Il est beaucoup question de science fiction dans cet ouvrage. Philip K. Dick a en effet renouvelé le genre et accapare le regard des essayistes. Crash de Ballard fait également l’objet d’une analyse approfondie et admirative de la part de l’auteur de La société de consommation. Mais l’intuition d’Andrevon, non cité, plane au dessus de l’ouvrage, particulièrement dans un passage consacré à l’ethnologie. « Pour que vive l’ethnologie, il faut que meure son objet » lit on dans Simulacres et simulation. N’est ce point le destin de Philippe et Marie-Françoise enfermés dans le « simulatron » comme les indiens de Tasaday dans leur cocon de forêt vierge, par des ethnologues étranges ? Et plus loin « Bien sûr, ces Sauvages-là sont posthumes : gelés, cryogénisés, stérilisés, protégés à mort, ils sont devenus des simulacres référentiels, et la science elle-même est devenue simulation pure ». Mais en imaginant un dialogue entre les extra-terrestres et le couple d’humains, Andrevon apporte une dimension supplémentaire. Philippe et Françoise deviennent à leur tour ethnologues de leur propre espèce, simulacres errant dans un espace virtuel, indiens ayant détruit leur propre monde.

2 commentaires:

Christiane a dit…

"Nous générons désormais des images sans rapport avec quelque réalité que ce soit. Le concept d’hyperréalité conçu par Baudrillard anticipe le virtuel contemporain. Un monde où les images ne renvoient qu’à elles-mêmes, désertifiant le réel : « le désert du réel ».
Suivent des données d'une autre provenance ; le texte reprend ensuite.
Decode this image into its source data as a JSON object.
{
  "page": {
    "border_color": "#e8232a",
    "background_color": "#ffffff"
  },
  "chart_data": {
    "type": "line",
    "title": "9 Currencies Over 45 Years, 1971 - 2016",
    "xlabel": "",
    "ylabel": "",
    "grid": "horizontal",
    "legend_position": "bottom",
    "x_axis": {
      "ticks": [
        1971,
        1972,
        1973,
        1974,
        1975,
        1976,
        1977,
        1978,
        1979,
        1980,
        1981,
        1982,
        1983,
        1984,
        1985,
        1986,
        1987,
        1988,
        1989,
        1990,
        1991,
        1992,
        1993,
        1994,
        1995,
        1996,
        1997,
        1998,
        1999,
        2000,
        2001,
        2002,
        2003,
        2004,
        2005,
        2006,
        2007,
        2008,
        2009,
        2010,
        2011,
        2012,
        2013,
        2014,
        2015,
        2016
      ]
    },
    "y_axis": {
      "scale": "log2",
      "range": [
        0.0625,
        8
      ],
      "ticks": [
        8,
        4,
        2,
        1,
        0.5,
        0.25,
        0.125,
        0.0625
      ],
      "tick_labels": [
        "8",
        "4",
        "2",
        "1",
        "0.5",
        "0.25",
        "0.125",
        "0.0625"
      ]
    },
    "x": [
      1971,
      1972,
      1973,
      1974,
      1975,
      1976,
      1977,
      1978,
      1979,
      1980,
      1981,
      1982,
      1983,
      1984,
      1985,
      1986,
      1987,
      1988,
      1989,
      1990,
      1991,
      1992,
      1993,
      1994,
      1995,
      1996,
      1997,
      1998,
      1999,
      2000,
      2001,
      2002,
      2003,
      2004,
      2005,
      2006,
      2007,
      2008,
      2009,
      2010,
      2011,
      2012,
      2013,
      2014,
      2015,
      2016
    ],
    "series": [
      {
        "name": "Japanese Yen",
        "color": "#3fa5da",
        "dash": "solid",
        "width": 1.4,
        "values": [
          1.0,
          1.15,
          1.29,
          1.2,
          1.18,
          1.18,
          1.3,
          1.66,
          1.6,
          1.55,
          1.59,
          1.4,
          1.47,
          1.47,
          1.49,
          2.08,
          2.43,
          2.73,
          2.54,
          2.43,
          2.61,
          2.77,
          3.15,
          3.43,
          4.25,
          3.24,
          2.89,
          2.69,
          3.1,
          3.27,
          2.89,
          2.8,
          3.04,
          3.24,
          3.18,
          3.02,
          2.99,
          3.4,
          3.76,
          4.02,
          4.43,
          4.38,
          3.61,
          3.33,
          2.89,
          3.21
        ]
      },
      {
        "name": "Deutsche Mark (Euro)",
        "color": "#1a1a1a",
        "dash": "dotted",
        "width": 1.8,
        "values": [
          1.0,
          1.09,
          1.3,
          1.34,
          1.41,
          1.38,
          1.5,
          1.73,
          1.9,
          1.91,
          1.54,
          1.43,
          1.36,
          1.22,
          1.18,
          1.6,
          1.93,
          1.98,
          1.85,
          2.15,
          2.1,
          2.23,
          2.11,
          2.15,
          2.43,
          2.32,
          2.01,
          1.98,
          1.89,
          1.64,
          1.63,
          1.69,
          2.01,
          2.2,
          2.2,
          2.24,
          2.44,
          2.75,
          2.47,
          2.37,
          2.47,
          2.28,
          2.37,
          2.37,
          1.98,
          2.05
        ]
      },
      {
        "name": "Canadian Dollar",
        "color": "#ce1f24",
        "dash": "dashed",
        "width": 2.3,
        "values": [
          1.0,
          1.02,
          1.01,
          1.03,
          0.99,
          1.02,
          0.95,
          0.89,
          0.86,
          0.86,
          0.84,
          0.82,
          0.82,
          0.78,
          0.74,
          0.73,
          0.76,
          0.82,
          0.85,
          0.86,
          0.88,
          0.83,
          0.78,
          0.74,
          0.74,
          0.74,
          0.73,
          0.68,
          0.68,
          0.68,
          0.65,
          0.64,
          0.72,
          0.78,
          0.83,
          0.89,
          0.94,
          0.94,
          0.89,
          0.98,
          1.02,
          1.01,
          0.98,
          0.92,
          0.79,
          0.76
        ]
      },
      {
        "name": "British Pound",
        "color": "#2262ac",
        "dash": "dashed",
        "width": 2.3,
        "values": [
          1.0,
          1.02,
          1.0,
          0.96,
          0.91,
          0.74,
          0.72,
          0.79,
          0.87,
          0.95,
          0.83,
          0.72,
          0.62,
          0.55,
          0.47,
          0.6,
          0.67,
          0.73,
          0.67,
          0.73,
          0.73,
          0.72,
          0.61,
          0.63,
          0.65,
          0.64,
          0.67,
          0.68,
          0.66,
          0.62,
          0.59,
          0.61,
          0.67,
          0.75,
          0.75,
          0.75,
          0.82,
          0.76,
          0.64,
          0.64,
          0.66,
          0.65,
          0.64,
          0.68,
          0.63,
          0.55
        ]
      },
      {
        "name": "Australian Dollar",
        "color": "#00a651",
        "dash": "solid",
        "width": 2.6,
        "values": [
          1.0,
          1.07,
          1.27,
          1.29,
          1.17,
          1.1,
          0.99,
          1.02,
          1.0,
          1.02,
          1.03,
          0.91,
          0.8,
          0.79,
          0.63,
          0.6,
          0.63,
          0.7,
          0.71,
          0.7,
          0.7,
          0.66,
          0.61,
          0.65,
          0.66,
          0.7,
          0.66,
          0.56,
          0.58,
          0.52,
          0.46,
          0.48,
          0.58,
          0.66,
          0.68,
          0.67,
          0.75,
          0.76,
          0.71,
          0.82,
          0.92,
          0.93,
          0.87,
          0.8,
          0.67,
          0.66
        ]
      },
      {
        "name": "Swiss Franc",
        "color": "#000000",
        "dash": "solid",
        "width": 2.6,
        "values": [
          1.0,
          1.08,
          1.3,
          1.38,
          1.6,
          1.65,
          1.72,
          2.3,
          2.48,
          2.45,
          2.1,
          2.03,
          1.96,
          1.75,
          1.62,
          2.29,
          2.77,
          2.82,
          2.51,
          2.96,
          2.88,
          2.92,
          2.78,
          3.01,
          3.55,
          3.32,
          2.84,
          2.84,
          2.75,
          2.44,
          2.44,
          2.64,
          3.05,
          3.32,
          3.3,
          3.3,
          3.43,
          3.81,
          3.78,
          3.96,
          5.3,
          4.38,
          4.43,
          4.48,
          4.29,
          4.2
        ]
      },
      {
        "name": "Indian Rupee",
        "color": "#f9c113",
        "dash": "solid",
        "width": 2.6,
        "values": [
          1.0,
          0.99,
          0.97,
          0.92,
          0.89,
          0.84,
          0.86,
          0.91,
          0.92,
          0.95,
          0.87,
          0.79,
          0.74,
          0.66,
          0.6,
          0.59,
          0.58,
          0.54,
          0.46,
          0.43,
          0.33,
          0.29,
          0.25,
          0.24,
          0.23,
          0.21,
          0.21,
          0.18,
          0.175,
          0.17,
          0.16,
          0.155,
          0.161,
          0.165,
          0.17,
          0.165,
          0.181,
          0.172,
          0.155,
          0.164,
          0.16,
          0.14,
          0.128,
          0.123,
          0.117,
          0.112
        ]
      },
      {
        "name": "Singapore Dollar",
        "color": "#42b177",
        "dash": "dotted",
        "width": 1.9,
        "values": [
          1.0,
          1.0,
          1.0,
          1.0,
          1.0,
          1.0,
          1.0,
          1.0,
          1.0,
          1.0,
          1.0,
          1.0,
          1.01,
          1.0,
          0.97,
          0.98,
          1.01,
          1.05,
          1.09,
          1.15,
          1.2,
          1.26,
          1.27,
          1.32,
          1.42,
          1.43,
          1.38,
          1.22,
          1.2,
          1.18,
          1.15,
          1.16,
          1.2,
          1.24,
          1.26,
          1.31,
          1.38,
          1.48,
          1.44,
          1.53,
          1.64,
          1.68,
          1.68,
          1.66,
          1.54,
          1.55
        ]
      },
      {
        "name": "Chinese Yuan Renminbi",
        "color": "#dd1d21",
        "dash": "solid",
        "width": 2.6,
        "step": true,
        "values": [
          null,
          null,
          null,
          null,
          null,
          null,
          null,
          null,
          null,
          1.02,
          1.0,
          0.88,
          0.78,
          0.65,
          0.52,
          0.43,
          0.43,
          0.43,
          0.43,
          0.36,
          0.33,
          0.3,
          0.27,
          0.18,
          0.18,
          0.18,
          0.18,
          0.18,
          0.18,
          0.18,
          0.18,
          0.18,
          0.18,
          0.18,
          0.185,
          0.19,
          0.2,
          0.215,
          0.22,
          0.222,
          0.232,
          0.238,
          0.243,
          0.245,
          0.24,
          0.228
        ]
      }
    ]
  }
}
Une réflexion qui s'ouvre aussi sur l'art contemporain. Mais plus que jamais l'attention portée au réel aussi modeste soit-il est source d'émerveillement et de sagesse.

Christiane a dit…

Baudrillard a si bien su regarder les toiles de Rothko. Il y décelait cette contradiction : «imprenable de l’extérieur, et totalement ouverte vers l’intérieur par leur opacité transparente."
C'est exactement cela : les voir du dedans. Oser entrer dans la couleur par le regard.
Je crois que la mystique de Baudrillard c'était le réel. Il y croyait comme on croit en Dieu après avoir annoncé sa mort. C'est à eux (Dieu et le Réel) de prouver qu'ils existent !
C'est vraiment bien cette partie de votre blog que je n'avais jamais explorée . Il y a là des heures de méditation et certains textes sont signés comme vos poèmes (Jean-Louis Peyre). Cela fait plaisir.